Binary gate: 1.0 only if correct and exp(logprob) ≥ threshold. Everything else is 0.0.

This is the strictest strategy — it completely discards correct answers where the model was not confident enough.

from gepa.adapters.confidence_adapter import ThresholdScoring

strategy = ThresholdScoring(threshold=0.99)

Example scores (with threshold=0.99):

Answer	Probability	Score	Why
Correct, confident	99.5%	`1.0`	Above threshold
Correct, at threshold	99.0%	`1.0`	At threshold boundary
Correct, below threshold	95.0%	`0.0`	Below threshold → rejected
Correct, uncertain	80.0%	`0.0`	Below threshold → rejected
Incorrect (any)	any	`0.0`	Always zero

SigmoidScoring¶

Smooth S-curve that maps probability to a score when correct. Unlike the linear strategy, there is no hard threshold — the transition from low to high score is gradual.

The formula is:

score = sigmoid(steepness × (probability - midpoint))
     = 1 / (1 + exp(-steepness × (probability - midpoint)))

When probability == midpoint, the score is exactly 0.5.

from gepa.adapters.confidence_adapter import SigmoidScoring

strategy = SigmoidScoring(midpoint=0.95, steepness=50.0)

Example scores (with midpoint=0.95, steepness=50.0):

Answer	Probability	Score	Why
Correct, very confident	99.5%	`0.99`	Far above midpoint
Correct, confident	97.0%	`0.73`	Above midpoint
Correct, at midpoint	95.0%	`0.50`	Exactly at midpoint
Correct, below midpoint	93.0%	`0.27`	Below midpoint
Correct, uncertain	80.0%	`0.00`	Far below midpoint
Incorrect (any)	any	`0.0`	Always zero

Multi-Objective Optimization¶

The adapter automatically exposes two objectives in objective_scores:

accuracy: binary (1.0 if correct, 0.0 if not)
probability: exp(logprob) — the joint probability of the predicted value

When using GEPA's Pareto frontier, this enables selection of prompts that balance accuracy and confidence.

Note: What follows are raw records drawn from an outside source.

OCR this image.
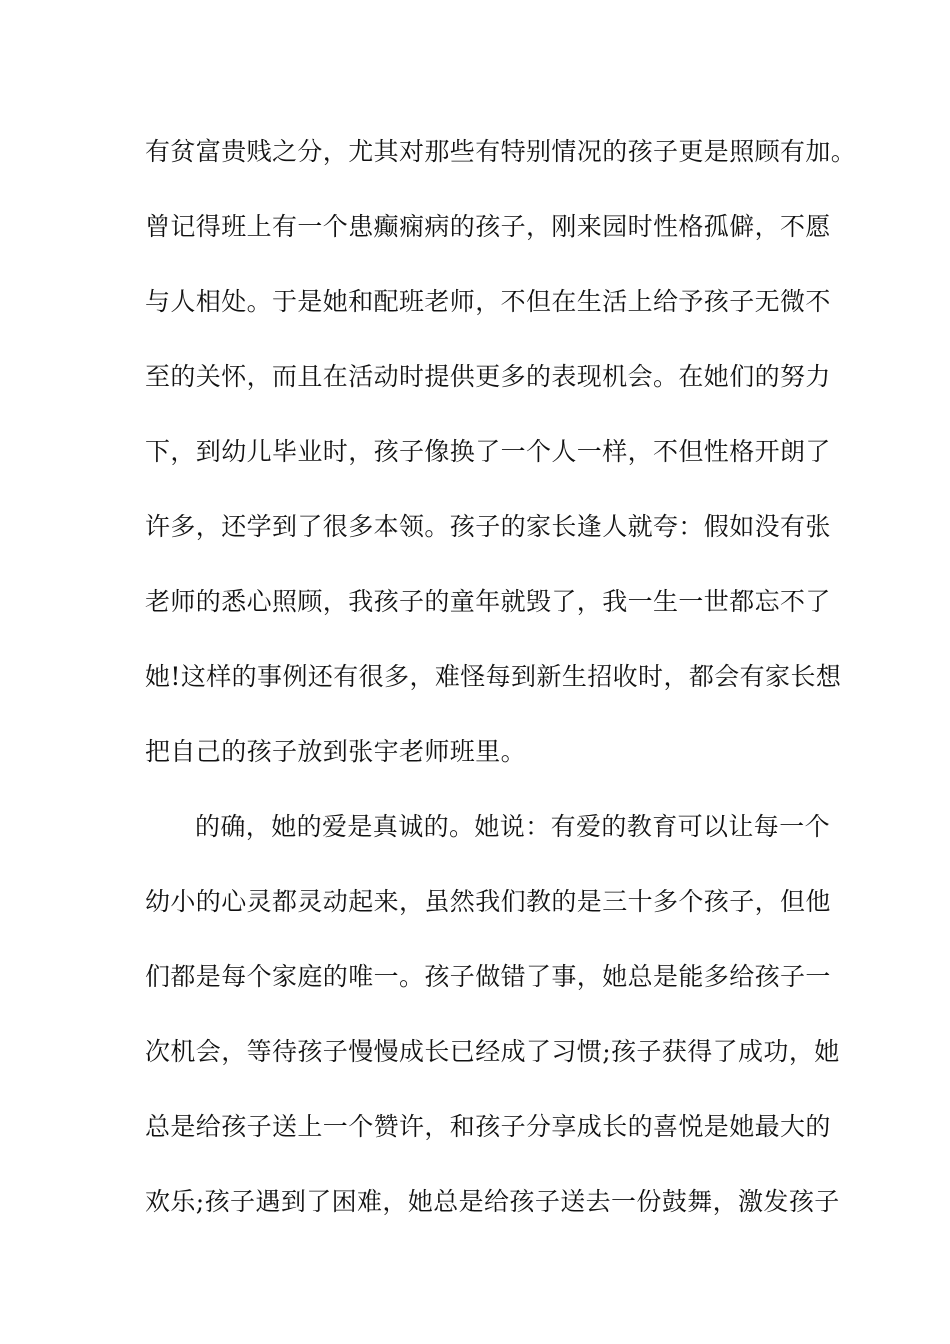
有贫富贵贱之分，尤其对那些有特别情况的孩子更是照顾有加。
曾记得班上有一个患癫痫病的孩子，刚来园时性格孤僻，不愿
与人相处。于是她和配班老师，不但在生活上给予孩子无微不
至的关怀，而且在活动时提供更多的表现机会。在她们的努力
下，到幼儿毕业时，孩子像换了一个人一样，不但性格开朗了
许多，还学到了很多本领。孩子的家长逢人就夸：假如没有张
老师的悉心照顾，我孩子的童年就毁了，我一生一世都忘不了
她!这样的事例还有很多，难怪每到新生招收时，都会有家长想
把自己的孩子放到张宇老师班里。
的确，她的爱是真诚的。她说：有爱的教育可以让每一个
幼小的心灵都灵动起来，虽然我们教的是三十多个孩子，但他
们都是每个家庭的唯一。孩子做错了事，她总是能多给孩子一
次机会，等待孩子慢慢成长已经成了习惯;孩子获得了成功，她
总是给孩子送上一个赞许，和孩子分享成长的喜悦是她最大的
欢乐;孩子遇到了困难，她总是给孩子送去一份鼓舞，激发孩子
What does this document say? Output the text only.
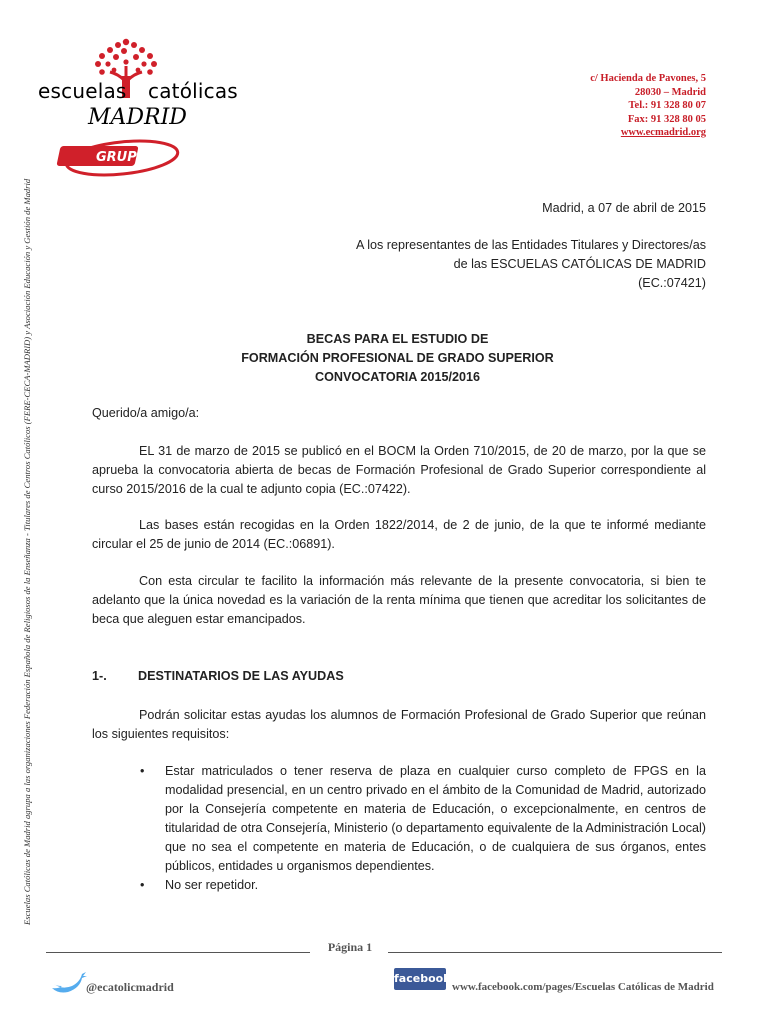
escuelas católicas
MADRID
GRUPO FP
c/ Hacienda de Pavones, 5
28030 – Madrid
Tel.: 91 328 80 07
Fax: 91 328 80 05
www.ecmadrid.org
Escuelas Católicas de Madrid agrupa a las organizaciones Federación Española de Religiosos de la Enseñanza - Titulares de Centros Católicos (FERE-CECA-MADRID) y Asociación Educación y Gestión de Madrid	Madrid, a 07 de abril de 2015
A los representantes de las Entidades Titulares y Directores/as
de las ESCUELAS CATÓLICAS DE MADRID
(EC.:07421)
BECAS PARA EL ESTUDIO DE
FORMACIÓN PROFESIONAL DE GRADO SUPERIOR
CONVOCATORIA 2015/2016
Querido/a amigo/a:

EL 31 de marzo de 2015 se publicó en el BOCM la Orden 710/2015, de 20 de marzo, por la que se aprueba la convocatoria abierta de becas de Formación Profesional de Grado Superior correspondiente al curso 2015/2016 de la cual te adjunto copia (EC.:07422).

Las bases están recogidas en la Orden 1822/2014, de 2 de junio, de la que te informé mediante circular el 25 de junio de 2014 (EC.:06891).

Con esta circular te facilito la información más relevante de la presente convocatoria, si bien te adelanto que la única novedad es la variación de la renta mínima que tienen que acreditar los solicitantes de beca que aleguen estar emancipados.

1-. DESTINATARIOS DE LAS AYUDAS

Podrán solicitar estas ayudas los alumnos de Formación Profesional de Grado Superior que reúnan los siguientes requisitos:

• Estar matriculados o tener reserva de plaza en cualquier curso completo de FPGS en la modalidad presencial, en un centro privado en el ámbito de la Comunidad de Madrid, autorizado por la Consejería competente en materia de Educación, o excepcionalmente, en centros de titularidad de otra Consejería, Ministerio (o departamento equivalente de la Administración Local) que no sea el competente en materia de Educación, o de cualquiera de sus órganos, entes públicos, entidades u organismos dependientes.
• No ser repetidor.
Página 1
@ecatolicmadrid
facebook
www.facebook.com/pages/Escuelas Católicas de Madrid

Enum Resolution with `response_schema`¶

When you pass response_schema=, the library can resolve token prefixes back to full enum values. For example, the token "sad" can be resolved to "sadness" when the schema defines an enum with "sadness" as one of the allowed values. This improves the quality of the top_alternatives reported in reflective feedback.

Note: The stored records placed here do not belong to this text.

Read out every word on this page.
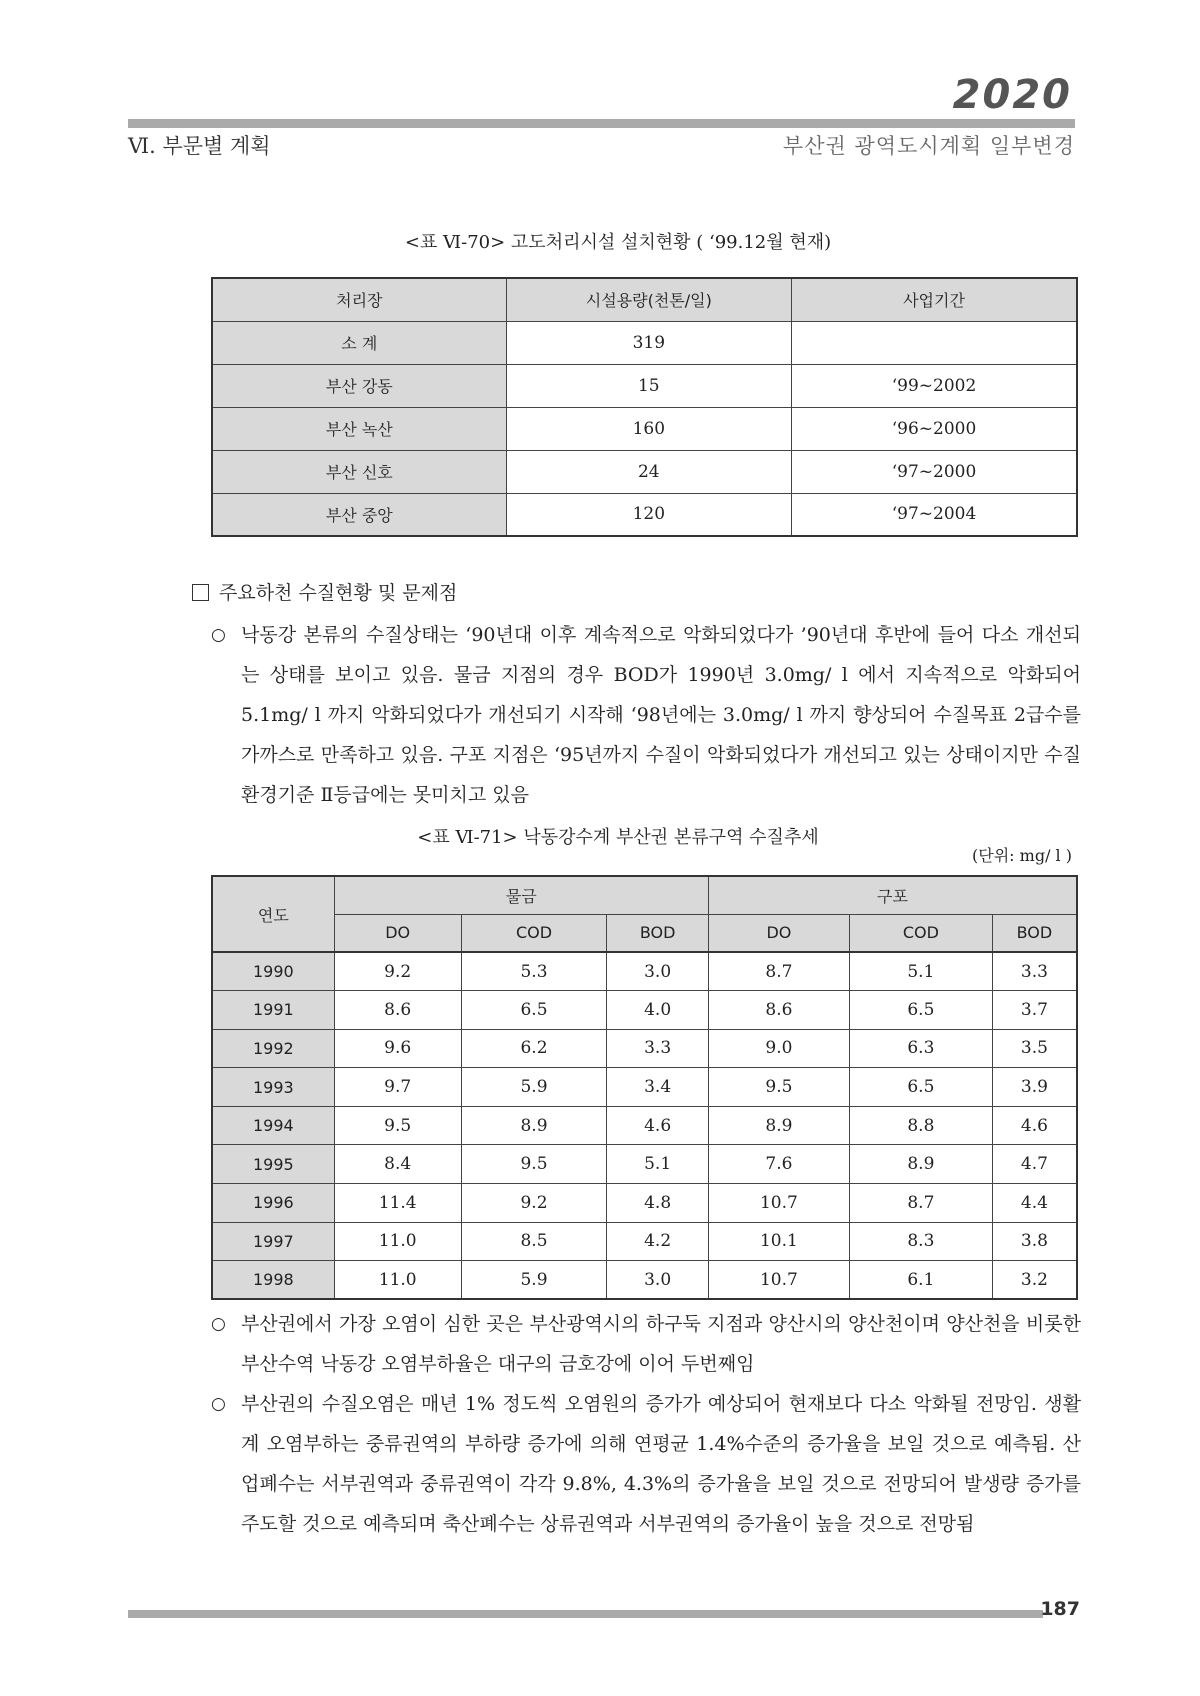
2020
Ⅵ. 부문별 계획	부산권 광역도시계획 일부변경
<표 Ⅵ-70> 고도처리시설 설치현황 ( ‘99.12월 현재)
처리장	시설용량(천톤/일)	사업기간
소 계	319	
부산 강동	15	‘99~2002
부산 녹산	160	‘96~2000
부산 신호	24	‘97~2000
부산 중앙	120	‘97~2004
주요하천 수질현황 및 문제점
○ 낙동강 본류의 수질상태는 ‘90년대 이후 계속적으로 악화되었다가 ’90년대 후반에 들어 다소 개선되는 상태를 보이고 있음. 물금 지점의 경우 BOD가 1990년 3.0mg/ l 에서 지속적으로 악화되어 5.1mg/ l 까지 악화되었다가 개선되기 시작해 ‘98년에는 3.0mg/ l 까지 향상되어 수질목표 2급수를 가까스로 만족하고 있음. 구포 지점은 ‘95년까지 수질이 악화되었다가 개선되고 있는 상태이지만 수질환경기준 Ⅱ등급에는 못미치고 있음
<표 Ⅵ-71> 낙동강수계 부산권 본류구역 수질추세
(단위: mg/ l )
연도	물금			구포		
	DO	COD	BOD	DO	COD	BOD
1990	9.2	5.3	3.0	8.7	5.1	3.3
1991	8.6	6.5	4.0	8.6	6.5	3.7
1992	9.6	6.2	3.3	9.0	6.3	3.5
1993	9.7	5.9	3.4	9.5	6.5	3.9
1994	9.5	8.9	4.6	8.9	8.8	4.6
1995	8.4	9.5	5.1	7.6	8.9	4.7
1996	11.4	9.2	4.8	10.7	8.7	4.4
1997	11.0	8.5	4.2	10.1	8.3	3.8
1998	11.0	5.9	3.0	10.7	6.1	3.2
○ 부산권에서 가장 오염이 심한 곳은 부산광역시의 하구둑 지점과 양산시의 양산천이며 양산천을 비롯한 부산수역 낙동강 오염부하율은 대구의 금호강에 이어 두번째임
○ 부산권의 수질오염은 매년 1% 정도씩 오염원의 증가가 예상되어 현재보다 다소 악화될 전망임. 생활계 오염부하는 중류권역의 부하량 증가에 의해 연평균 1.4%수준의 증가율을 보일 것으로 예측됨. 산업폐수는 서부권역과 중류권역이 각각 9.8%, 4.3%의 증가율을 보일 것으로 전망되어 발생량 증가를 주도할 것으로 예측되며 축산폐수는 상류권역과 서부권역의 증가율이 높을 것으로 전망됨
187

adapter = ConfidenceAdapter(
    model="openai/gpt-4.1-mini",
    field_path="category_name",
    response_format=my_json_schema,
    response_schema=my_json_schema["json_schema"]["schema"],
)

For a detailed explanation of how token resolution works, including multi-token categories and partial-token matching, see the blog post on structured output and logprobs.